CINCINNATI — A Sixth Circuit U.S. Court of Appeals panel on Aug. 17 affirmed a federal judge in Tennessee’s ruling awarding damages to a contractor that helped remediate the site of the Manhattan Project but found that the judge should recalculate the amount of interest owed to the contractor under the Tennessee Prompt Pay Act (Eagle Supply and Manufacturing, L.P. v. Bechtel Jacobs Company, LLC, No. 16-6428, 6th Cir., 2017 U.S. App. LEXIS 15498).

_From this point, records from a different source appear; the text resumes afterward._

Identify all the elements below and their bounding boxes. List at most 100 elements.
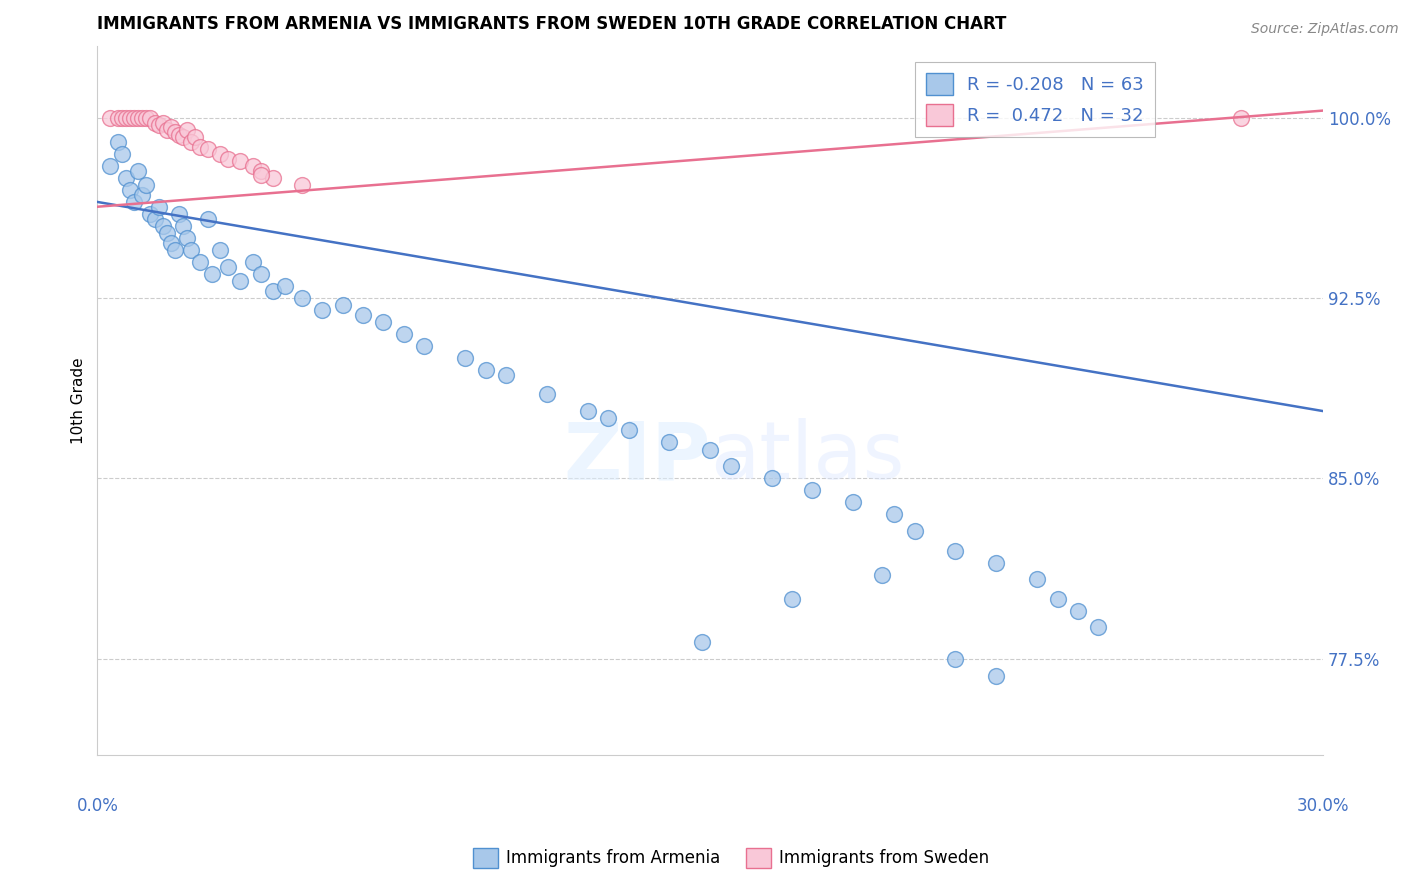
Point: [135, 111, 157, 125]
Point: [1087, 620, 1109, 634]
Point: [131, 187, 153, 202]
Point: [115, 170, 138, 185]
Point: [262, 284, 284, 298]
Point: [143, 211, 166, 226]
Point: [111, 146, 134, 161]
Point: [842, 495, 865, 509]
Point: [536, 387, 558, 401]
Point: [118, 183, 141, 197]
Point: [135, 178, 157, 193]
Text: IMMIGRANTS FROM ARMENIA VS IMMIGRANTS FROM SWEDEN 10TH GRADE CORRELATION CHART: IMMIGRANTS FROM ARMENIA VS IMMIGRANTS FR…: [97, 15, 1007, 33]
Point: [156, 123, 179, 137]
Point: [1046, 591, 1069, 606]
Point: [249, 267, 271, 281]
Point: [1026, 573, 1049, 587]
Point: [262, 170, 284, 185]
Point: [801, 483, 824, 498]
Point: [413, 339, 436, 353]
Point: [1067, 604, 1090, 618]
Point: [160, 235, 183, 250]
Point: [229, 154, 252, 169]
Point: [139, 207, 162, 221]
Point: [617, 423, 640, 437]
Point: [274, 279, 297, 293]
Point: [111, 111, 134, 125]
Point: [291, 178, 314, 193]
Point: [229, 274, 252, 288]
Point: [98, 159, 121, 173]
Point: [197, 211, 219, 226]
Point: [152, 219, 174, 233]
Point: [184, 130, 207, 145]
Point: [658, 435, 681, 450]
Point: [945, 543, 967, 558]
Point: [143, 115, 166, 129]
Point: [217, 260, 239, 274]
Text: Source: ZipAtlas.com: Source: ZipAtlas.com: [1251, 22, 1399, 37]
Text: 30.0%: 30.0%: [1296, 797, 1350, 814]
Point: [156, 226, 179, 240]
Legend: R = -0.208   N = 63, R =  0.472   N = 32: R = -0.208 N = 63, R = 0.472 N = 32: [915, 62, 1154, 136]
Point: [249, 169, 271, 183]
Point: [167, 128, 190, 142]
Point: [311, 303, 333, 318]
Point: [127, 111, 149, 125]
Text: atlas: atlas: [710, 418, 904, 496]
Point: [883, 508, 905, 522]
Point: [598, 411, 620, 425]
Point: [392, 327, 415, 342]
Point: [870, 567, 893, 582]
Point: [172, 219, 194, 233]
Point: [152, 115, 174, 129]
Point: [122, 111, 145, 125]
Point: [176, 123, 198, 137]
Point: [163, 243, 186, 257]
Point: [131, 111, 153, 125]
Point: [172, 130, 194, 145]
Point: [115, 111, 138, 125]
Point: [188, 139, 211, 153]
Point: [474, 363, 496, 377]
Point: [107, 135, 129, 149]
Legend: Immigrants from Armenia, Immigrants from Sweden: Immigrants from Armenia, Immigrants from…: [467, 841, 995, 875]
Point: [576, 404, 599, 418]
Point: [139, 111, 162, 125]
Point: [332, 298, 354, 312]
Point: [163, 125, 186, 139]
Point: [167, 207, 190, 221]
Point: [176, 231, 198, 245]
Point: [780, 591, 803, 606]
Text: ZIP: ZIP: [562, 418, 710, 496]
Point: [197, 142, 219, 156]
Point: [903, 524, 925, 539]
Point: [373, 315, 395, 329]
Point: [249, 163, 271, 178]
Point: [201, 267, 224, 281]
Point: [986, 556, 1008, 570]
Point: [986, 668, 1008, 682]
Point: [122, 194, 145, 209]
Point: [352, 308, 374, 322]
Point: [148, 118, 170, 132]
Point: [720, 459, 742, 474]
Point: [242, 159, 264, 173]
Point: [690, 635, 713, 649]
Point: [118, 111, 141, 125]
Point: [699, 442, 721, 457]
Point: [208, 243, 231, 257]
Text: 0.0%: 0.0%: [76, 797, 118, 814]
Point: [148, 200, 170, 214]
Point: [160, 120, 183, 135]
Point: [291, 291, 314, 305]
Point: [208, 146, 231, 161]
Point: [945, 651, 967, 665]
Point: [495, 368, 517, 382]
Y-axis label: 10th Grade: 10th Grade: [72, 357, 86, 443]
Point: [107, 111, 129, 125]
Point: [761, 471, 783, 485]
Point: [454, 351, 477, 366]
Point: [180, 135, 202, 149]
Point: [242, 255, 264, 269]
Point: [180, 243, 202, 257]
Point: [188, 255, 211, 269]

PRESCOTT, Ariz. — A federal judge in Arizona on Aug. 15 ruled that the federal government’s fee title ownership of land in the Navajo Reservation that houses 19 uranium mines makes it an owner under the Comprehensive Environmental Response, Compensation, and Liability Act (CERCLA) (El Paso Natural Gas Company LLC v. United States, No. CV-14-08165-PCT-DGC, D. Ariz., 2017 U.S. Dist. LEXIS 129696).